Sun Mar 11, 2012, 01:39 PM
Mar 2012

After going through adult education class and earning my GED, they were cutting funds to adult education...

 

saras

(6,670 posts)
2. Not provocative, merely conservative
Sun Mar 11, 2012, 02:24 PM
Mar 2012

Many STEM programs have taken on the job of corporate conditioning, and at the school I am attending, it simply outweighs real science teaching - you aren't being taught to THINK as a scientist (that is, the processes you learn will not help you in the outside world), but are instead taught to be an obedient worker in an engineering factory. Trusting "authority" and obeying peer pressure are MUCH more important, day-to-day AND in getting your grades, than accomplishing original research or quality reporting. Your job is to fill the box your employer wants filled, and not to question them about what they will do with this box.

A good example of this is the environmental science people at this school, who are quite good at environmental science, but are fascist yuppies as far as designing social mechanisms to implement their knowledge.

When the programs offer an honest university education as well as job training, they get popular with students - you think you couldn't sell an explicitly anti-pollution environmental science program to students? It's the EMPLOYERS who don't want such a program. When science gets really corporate, it starts losing good people and collecting the obedient (which often makes them LOOK larger and more successful).

The vast majority of these "science" jobs, at least the ones available without a PhD, can be learned in a week or two by a competent liberal arts major. I've seen it far too many times to think it's a fluke.

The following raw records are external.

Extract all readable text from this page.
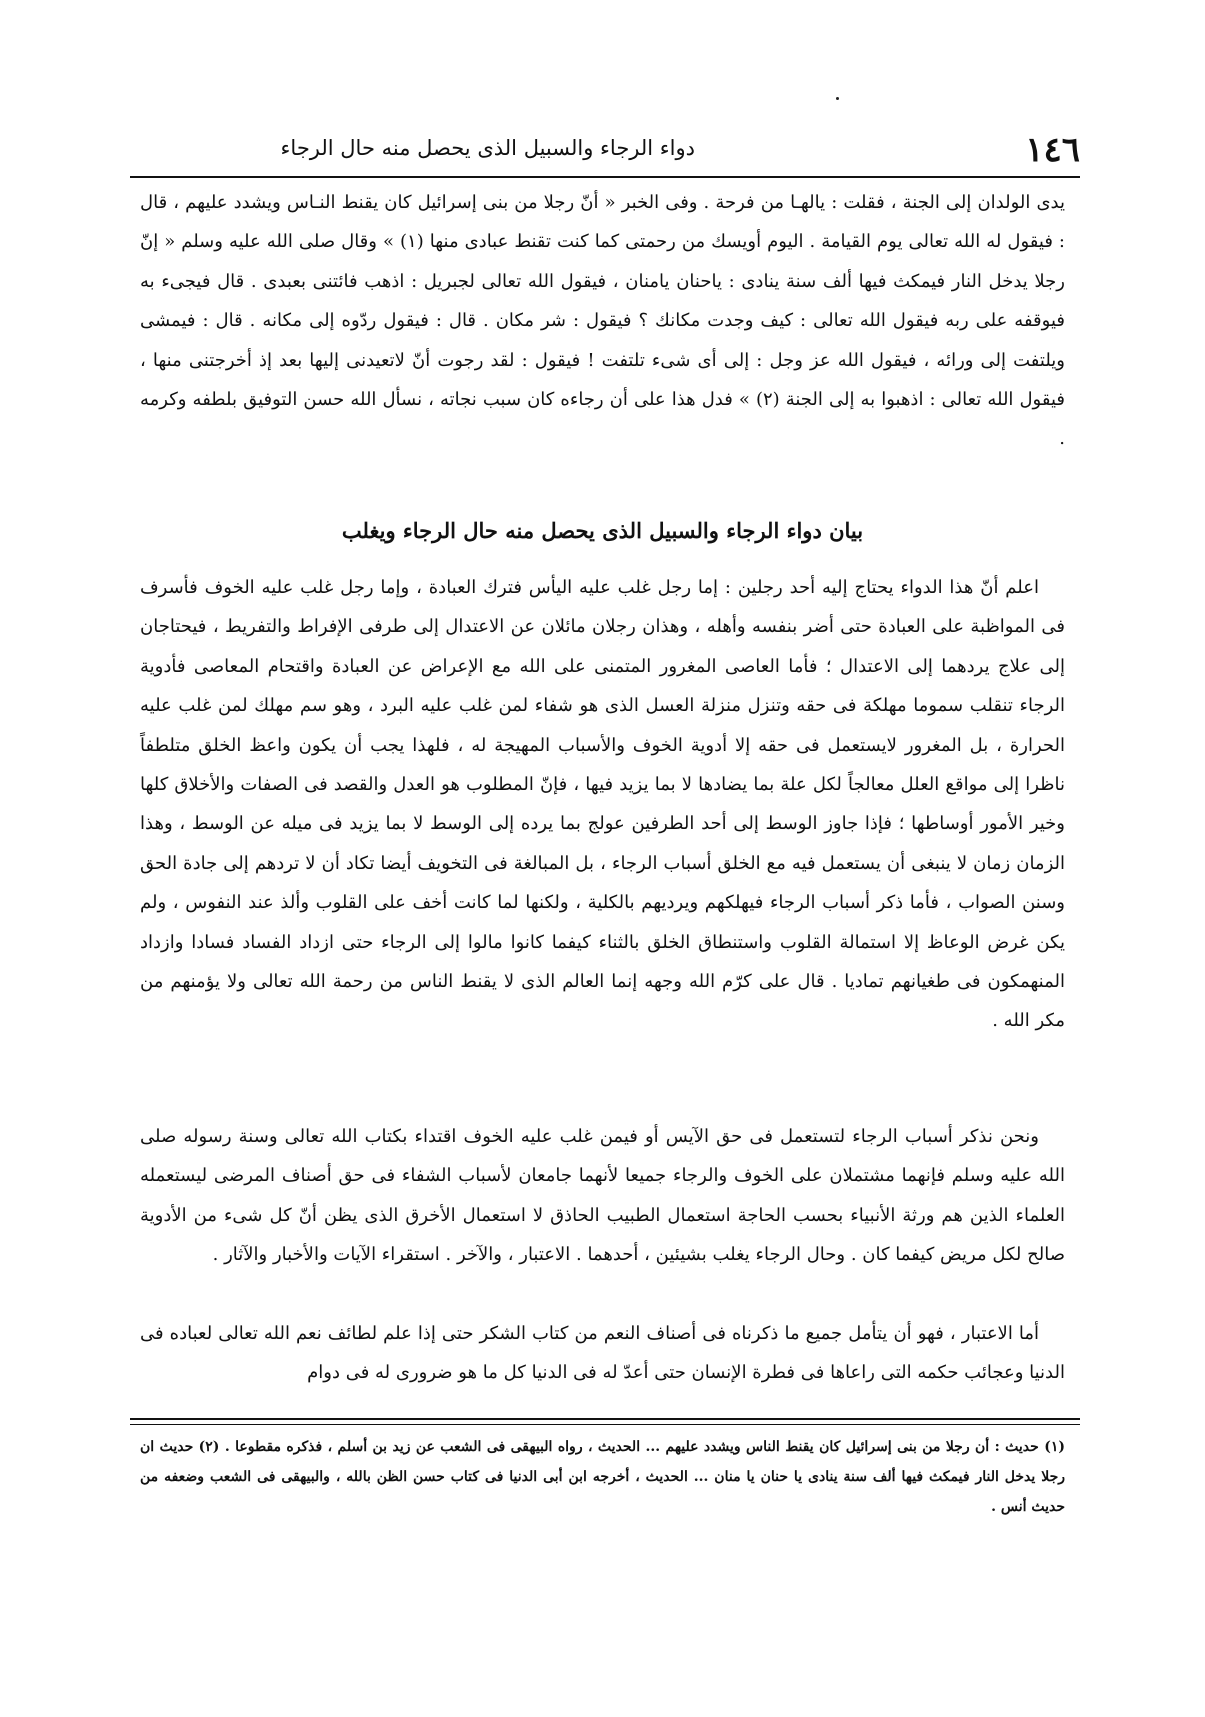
١٤٦
دواء الرجاء والسبيل الذى يحصل منه حال الرجاء

يدى الولدان إلى الجنة ، فقلت : يالهـا من فرحة . وفى الخبر « أنّ رجلا من بنى إسرائيل كان يقنط النـاس ويشدد عليهم ، قال : فيقول له الله تعالى يوم القيامة . اليوم أويسك من رحمتى كما كنت تقنط عبادى منها (١) » وقال صلى الله عليه وسلم « إنّ رجلا يدخل النار فيمكث فيها ألف سنة ينادى : ياحنان يامنان ، فيقول الله تعالى لجبريل : اذهب فائتنى بعبدى . قال فيجىء به فيوقفه على ربه فيقول الله تعالى : كيف وجدت مكانك ؟ فيقول : شر مكان . قال : فيقول ردّوه إلى مكانه . قال : فيمشى ويلتفت إلى ورائه ، فيقول الله عز وجل : إلى أى شىء تلتفت ! فيقول : لقد رجوت أنّ لاتعيدنى إليها بعد إذ أخرجتنى منها ، فيقول الله تعالى : اذهبوا به إلى الجنة (٢) » فدل هذا على أن رجاءه كان سبب نجاته ، نسأل الله حسن التوفيق بلطفه وكرمه .

بيان دواء الرجاء والسبيل الذى يحصل منه حال الرجاء ويغلب

اعلم أنّ هذا الدواء يحتاج إليه أحد رجلين : إما رجل غلب عليه اليأس فترك العبادة ، وإما رجل غلب عليه الخوف فأسرف فى المواظبة على العبادة حتى أضر بنفسه وأهله ، وهذان رجلان مائلان عن الاعتدال إلى طرفى الإفراط والتفريط ، فيحتاجان إلى علاج يردهما إلى الاعتدال ؛ فأما العاصى المغرور المتمنى على الله مع الإعراض عن العبادة واقتحام المعاصى فأدوية الرجاء تنقلب سموما مهلكة فى حقه وتنزل منزلة العسل الذى هو شفاء لمن غلب عليه البرد ، وهو سم مهلك لمن غلب عليه الحرارة ، بل المغرور لايستعمل فى حقه إلا أدوية الخوف والأسباب المهيجة له ، فلهذا يجب أن يكون واعظ الخلق متلطفاً ناظرا إلى مواقع العلل معالجاً لكل علة بما يضادها لا بما يزيد فيها ، فإنّ المطلوب هو العدل والقصد فى الصفات والأخلاق كلها وخير الأمور أوساطها ؛ فإذا جاوز الوسط إلى أحد الطرفين عولج بما يرده إلى الوسط لا بما يزيد فى ميله عن الوسط ، وهذا الزمان زمان لا ينبغى أن يستعمل فيه مع الخلق أسباب الرجاء ، بل المبالغة فى التخويف أيضا تكاد أن لا تردهم إلى جادة الحق وسنن الصواب ، فأما ذكر أسباب الرجاء فيهلكهم ويرديهم بالكلية ، ولكنها لما كانت أخف على القلوب وألذ عند النفوس ، ولم يكن غرض الوعاظ إلا استمالة القلوب واستنطاق الخلق بالثناء كيفما كانوا مالوا إلى الرجاء حتى ازداد الفساد فسادا وازداد المنهمكون فى طغيانهم تماديا . قال على كرّم الله وجهه إنما العالم الذى لا يقنط الناس من رحمة الله تعالى ولا يؤمنهم من مكر الله .

ونحن نذكر أسباب الرجاء لتستعمل فى حق الآيس أو فيمن غلب عليه الخوف اقتداء بكتاب الله تعالى وسنة رسوله صلى الله عليه وسلم فإنهما مشتملان على الخوف والرجاء جميعا لأنهما جامعان لأسباب الشفاء فى حق أصناف المرضى ليستعمله العلماء الذين هم ورثة الأنبياء بحسب الحاجة استعمال الطبيب الحاذق لا استعمال الأخرق الذى يظن أنّ كل شىء من الأدوية صالح لكل مريض كيفما كان . وحال الرجاء يغلب بشيئين ، أحدهما . الاعتبار ، والآخر . استقراء الآيات والأخبار والآثار .

أما الاعتبار ، فهو أن يتأمل جميع ما ذكرناه فى أصناف النعم من كتاب الشكر حتى إذا علم لطائف نعم الله تعالى لعباده فى الدنيا وعجائب حكمه التى راعاها فى فطرة الإنسان حتى أعدّ له فى الدنيا كل ما هو ضرورى له فى دوام

(١) حديث : أن رجلا من بنى إسرائيل كان يقنط الناس ويشدد عليهم ... الحديث ، رواه البيهقى فى الشعب عن زيد بن أسلم ، فذكره مقطوعا . (٢) حديث ان رجلا يدخل النار فيمكث فيها ألف سنة ينادى يا حنان يا منان ... الحديث ، أخرجه ابن أبى الدنيا فى كتاب حسن الظن بالله ، والبيهقى فى الشعب وضعفه من حديث أنس .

Society as a whole benefits far more from the liberal arts graduate, as they tend to behave as CITIZENS, not merely WORKERS. DU, for example, wouldn't exist without the liberal arts - all the ideas we use to discuss and evaluate political events with are liberal-arts ideas. Without them, we'd be discussing economics exclusively, AND we wouldn't have the meta-knowledge to critique alternative economic theories. And this is why universities insist that even science students take liberal arts courses - the schools that fail to do that fail to produce well-rounded, sensible citizens.